Naturalmente non è vero che tutti si equivalgono e i lavoratori tedeschi saranno i primi ad accorgersene. Tanto più che un governo Cdu -Liberali non sarà affatto neutro e, con i tempi che corrono, assai poco legato alla tradizione «renana». E comunque è destinato a pesare gravemente sui già pessimi equilibri europei saldandosi con la Gran Bretagna.

Sarebbe del resto ingiusto accollare ogni responsabilità per la sconfitta di uno degli ultimi governi di sinistra del continente alla coalizione rosso-verde tedesca. Che appare vittima della contraddizione che ormai lacera ogni esperienza di questo tipo: da un lato l'impossibilità di restare fedele a un programma di sinistra dati i vincoli posti dall''Organizzazione mondiale del commercio e dalla linea ormai costituzionalizzata assunta dall'Unione europea; dall'altro i rischi che si correrebbero ove l'Unione saltasse. La debolezza della Spd sta nel non aver saputo sciogliere questo nodo e per questo la sua resa è densa di avvertimenti anche per noi.

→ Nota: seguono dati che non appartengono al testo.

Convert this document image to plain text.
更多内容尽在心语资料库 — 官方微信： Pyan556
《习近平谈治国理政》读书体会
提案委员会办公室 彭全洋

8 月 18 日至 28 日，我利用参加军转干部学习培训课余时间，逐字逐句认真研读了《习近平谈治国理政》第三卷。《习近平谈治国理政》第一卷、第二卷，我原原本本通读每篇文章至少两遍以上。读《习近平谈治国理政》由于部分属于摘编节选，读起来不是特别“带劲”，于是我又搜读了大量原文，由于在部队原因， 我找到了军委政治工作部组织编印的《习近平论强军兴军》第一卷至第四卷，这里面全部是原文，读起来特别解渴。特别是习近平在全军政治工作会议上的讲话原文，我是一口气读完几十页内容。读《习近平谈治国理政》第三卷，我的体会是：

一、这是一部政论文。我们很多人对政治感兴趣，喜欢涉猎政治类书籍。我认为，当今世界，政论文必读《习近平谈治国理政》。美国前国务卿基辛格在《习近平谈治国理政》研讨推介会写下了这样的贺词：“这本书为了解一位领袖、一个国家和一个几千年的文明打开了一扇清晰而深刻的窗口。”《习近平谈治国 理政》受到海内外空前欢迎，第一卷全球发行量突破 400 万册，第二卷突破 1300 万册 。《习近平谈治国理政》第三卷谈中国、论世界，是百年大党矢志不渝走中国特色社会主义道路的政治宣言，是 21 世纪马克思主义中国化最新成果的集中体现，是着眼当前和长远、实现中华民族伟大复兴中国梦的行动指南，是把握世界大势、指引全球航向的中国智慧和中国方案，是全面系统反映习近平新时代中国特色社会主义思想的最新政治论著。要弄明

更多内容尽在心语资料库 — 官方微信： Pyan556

Forse ricominciare dall'opposizione non sarà male per la sinistra tedesca. La presenza in campo del nuovo soggetto politico diretto da Gisy e Lafontaine, sia pure per ora molto fragile, potrà mettere un po' di pepe al dibattito e contribuire a quella rifondazione della sinistra che un po' ovunque in Europa stiamo cercando. A condizione, tuttavia, che prevalga un intento unitario e non una disputa elettorale fratricida fra i due pezzi della sinistra. Purtroppo volontà di dialogo non sembra ci siano per ora né da una parte né dall'altra. In mezzo i Verdi, rintanati in un rigurgito di integralismo «verde-verde».